评估 ChatGPT-4 在妊娠期间甲状腺功能减退症相关问题的回复的可靠性和可读性。
Evaluation of the reliability and readability of ChatGPT-4 responses regarding hypothyroidism during pregnancy.
机构信息
Department of Endocrinology and Metabolic Diseases, Ankara Training and Research Hospital, Ankara, Turkey.
出版信息
Sci Rep. 2024 Jan 2;14(1):243. doi: 10.1038/s41598-023-50884-w.
Hypothyroidism is characterized by thyroid hormone deficiency and has adverse effects on both pregnancy and fetal health. Chat Generative Pre-trained Transformer (ChatGPT) is a large language model trained with a very large database from many sources. Our study was aimed to evaluate the reliability and readability of ChatGPT-4 answers about hypothyroidism in pregnancy. A total of 19 questions were created in line with the recommendations in the latest guideline of the American Thyroid Association (ATA) on hypothyroidism in pregnancy and were asked to ChatGPT-4. The reliability and quality of the responses were scored by two independent researchers using the global quality scale (GQS) and modified DISCERN tools. The readability of ChatGPT was assessed used Flesch Reading Ease (FRE) Score, Flesch-Kincaid grade level (FKGL), Gunning Fog Index (GFI), Coleman-Liau Index (CLI), and Simple Measure of Gobbledygook (SMOG) tools. No misleading information was found in any of the answers. The mean mDISCERN score of the responses was 30.26 ± 3.14; the median GQS score was 4 (2-4). In terms of reliability, most of the answers showed moderate (78.9%) followed by good (21.1%) reliability. In the readability analysis, the median FRE was 32.20 (13.00-37.10). The years of education required to read the answers were mostly found at the university level [9 (47.3%)]. Although ChatGPT-4 has significant potential, it can be used as an auxiliary information source for counseling by creating a bridge between patients and clinicians about hypothyroidism in pregnancy. Efforts should be made to improve the reliability and readability of ChatGPT.

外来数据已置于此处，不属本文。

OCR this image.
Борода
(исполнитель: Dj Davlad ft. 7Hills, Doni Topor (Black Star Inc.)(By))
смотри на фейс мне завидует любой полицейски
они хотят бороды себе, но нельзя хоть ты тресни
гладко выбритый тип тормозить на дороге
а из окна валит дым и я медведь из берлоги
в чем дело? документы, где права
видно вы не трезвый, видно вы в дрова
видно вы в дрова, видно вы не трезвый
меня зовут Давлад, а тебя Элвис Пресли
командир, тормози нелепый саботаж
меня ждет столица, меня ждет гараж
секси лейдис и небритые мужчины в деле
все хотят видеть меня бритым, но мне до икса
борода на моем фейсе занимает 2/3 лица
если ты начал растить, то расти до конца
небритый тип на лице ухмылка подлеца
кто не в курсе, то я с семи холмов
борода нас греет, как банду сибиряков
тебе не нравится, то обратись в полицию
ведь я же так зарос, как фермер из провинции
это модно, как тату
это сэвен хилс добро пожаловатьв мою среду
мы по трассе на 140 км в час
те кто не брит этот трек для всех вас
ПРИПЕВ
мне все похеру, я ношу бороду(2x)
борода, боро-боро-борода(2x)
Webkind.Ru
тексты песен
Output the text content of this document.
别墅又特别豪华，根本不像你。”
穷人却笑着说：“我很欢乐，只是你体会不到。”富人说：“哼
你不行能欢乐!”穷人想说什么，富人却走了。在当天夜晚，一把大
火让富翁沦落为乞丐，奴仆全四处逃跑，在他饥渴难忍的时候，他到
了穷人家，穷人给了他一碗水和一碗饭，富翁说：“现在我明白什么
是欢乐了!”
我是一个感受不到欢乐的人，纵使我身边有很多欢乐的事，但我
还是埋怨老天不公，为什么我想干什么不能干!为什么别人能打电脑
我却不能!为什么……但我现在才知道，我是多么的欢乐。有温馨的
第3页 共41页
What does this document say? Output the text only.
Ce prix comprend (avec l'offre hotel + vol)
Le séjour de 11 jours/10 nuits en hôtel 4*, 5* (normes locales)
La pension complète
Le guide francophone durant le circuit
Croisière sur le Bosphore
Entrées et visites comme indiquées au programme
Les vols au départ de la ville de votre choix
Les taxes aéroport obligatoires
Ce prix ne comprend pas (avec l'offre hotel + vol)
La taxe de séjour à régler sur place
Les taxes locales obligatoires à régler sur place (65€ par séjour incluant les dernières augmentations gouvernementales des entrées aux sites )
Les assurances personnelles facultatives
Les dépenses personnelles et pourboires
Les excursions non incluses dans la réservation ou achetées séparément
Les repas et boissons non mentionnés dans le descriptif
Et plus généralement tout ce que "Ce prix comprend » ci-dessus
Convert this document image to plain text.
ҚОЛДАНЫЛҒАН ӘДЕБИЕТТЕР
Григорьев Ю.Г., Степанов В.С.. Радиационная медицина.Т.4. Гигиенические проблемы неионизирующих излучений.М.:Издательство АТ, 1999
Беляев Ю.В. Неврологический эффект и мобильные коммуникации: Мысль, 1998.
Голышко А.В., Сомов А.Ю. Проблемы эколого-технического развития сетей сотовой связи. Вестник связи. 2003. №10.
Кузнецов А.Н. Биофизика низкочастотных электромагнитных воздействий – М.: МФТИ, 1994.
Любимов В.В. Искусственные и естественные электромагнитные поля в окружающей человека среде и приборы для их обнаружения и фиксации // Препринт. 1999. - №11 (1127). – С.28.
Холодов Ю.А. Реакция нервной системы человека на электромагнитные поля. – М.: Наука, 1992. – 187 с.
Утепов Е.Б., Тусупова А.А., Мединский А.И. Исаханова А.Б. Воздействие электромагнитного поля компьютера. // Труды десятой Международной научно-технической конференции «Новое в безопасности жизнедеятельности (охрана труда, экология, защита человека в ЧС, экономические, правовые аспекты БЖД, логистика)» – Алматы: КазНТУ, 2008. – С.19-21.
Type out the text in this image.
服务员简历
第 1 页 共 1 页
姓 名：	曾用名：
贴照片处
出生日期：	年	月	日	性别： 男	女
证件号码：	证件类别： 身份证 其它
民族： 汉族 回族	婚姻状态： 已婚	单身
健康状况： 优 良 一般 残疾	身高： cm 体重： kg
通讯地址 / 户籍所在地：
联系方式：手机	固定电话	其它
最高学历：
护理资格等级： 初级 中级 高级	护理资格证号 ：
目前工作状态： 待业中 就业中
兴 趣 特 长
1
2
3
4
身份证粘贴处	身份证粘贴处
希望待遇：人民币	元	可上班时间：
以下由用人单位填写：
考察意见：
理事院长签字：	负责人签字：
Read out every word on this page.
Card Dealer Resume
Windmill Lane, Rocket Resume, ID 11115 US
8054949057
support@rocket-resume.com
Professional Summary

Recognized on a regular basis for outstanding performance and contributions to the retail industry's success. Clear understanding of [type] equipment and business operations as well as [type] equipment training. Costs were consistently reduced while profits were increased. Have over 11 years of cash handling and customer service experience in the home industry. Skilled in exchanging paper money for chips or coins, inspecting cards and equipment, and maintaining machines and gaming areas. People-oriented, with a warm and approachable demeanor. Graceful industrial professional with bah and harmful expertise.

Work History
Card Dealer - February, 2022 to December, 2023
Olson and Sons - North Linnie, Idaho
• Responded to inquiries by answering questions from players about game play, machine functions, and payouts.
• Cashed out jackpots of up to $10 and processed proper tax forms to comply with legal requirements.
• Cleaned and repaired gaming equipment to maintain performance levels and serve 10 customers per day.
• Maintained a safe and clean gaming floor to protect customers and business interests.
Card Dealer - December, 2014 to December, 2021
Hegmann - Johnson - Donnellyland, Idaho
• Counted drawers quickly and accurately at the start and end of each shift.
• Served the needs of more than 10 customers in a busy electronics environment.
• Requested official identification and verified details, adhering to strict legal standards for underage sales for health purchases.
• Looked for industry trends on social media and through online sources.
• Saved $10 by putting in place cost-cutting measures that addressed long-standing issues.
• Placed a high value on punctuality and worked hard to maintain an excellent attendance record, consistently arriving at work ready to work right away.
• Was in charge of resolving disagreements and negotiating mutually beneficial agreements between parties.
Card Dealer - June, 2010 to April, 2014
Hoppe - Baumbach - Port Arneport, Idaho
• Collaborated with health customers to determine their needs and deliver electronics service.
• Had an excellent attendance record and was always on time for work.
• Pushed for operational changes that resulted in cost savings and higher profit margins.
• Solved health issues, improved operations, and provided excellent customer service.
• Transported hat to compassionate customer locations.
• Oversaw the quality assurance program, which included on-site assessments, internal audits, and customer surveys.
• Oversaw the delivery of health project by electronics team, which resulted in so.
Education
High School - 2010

甲状腺功能减退症的特征是甲状腺激素缺乏,对妊娠和胎儿健康均有不良影响。ChatGPT 是一种基于来自多个来源的大型数据库进行训练的大型语言模型。我们的研究旨在评估 ChatGPT-4 对妊娠甲状腺功能减退症相关问题回答的可靠性和可读性。根据美国甲状腺协会(ATA)最新指南中关于妊娠甲状腺功能减退症的建议,共创建了 19 个问题并向 ChatGPT-4 提问。两名独立研究人员使用全球质量评分(GQS)和改良的 DISCERN 工具对回答的可靠性和质量进行评分。使用弗莱什阅读容易度(FRE)评分、弗莱什-金凯德年级水平(FKGL)、古宁 Fog 指数(GFI)、科尔曼-廖指数(CLI)和简单的模糊度测量(SMOG)工具评估 ChatGPT 的可读性。在任何回答中都没有发现误导性信息。回答的平均 mDISCERN 评分为 30.26±3.14;中位数 GQS 评分为 4(2-4)。在可靠性方面,大多数回答显示中度(78.9%),其次是良好(21.1%)。在可读性分析中,中位数 FRE 为 32.20(13.00-37.10)。阅读答案所需的教育年限大多在大学水平[9(47.3%)]。虽然 ChatGPT-4 具有很大的潜力,但它可以通过在患者和临床医生之间建立关于妊娠甲状腺功能减退症的沟通桥梁,作为咨询的辅助信息来源。应努力提高 ChatGPT 的可靠性和可读性。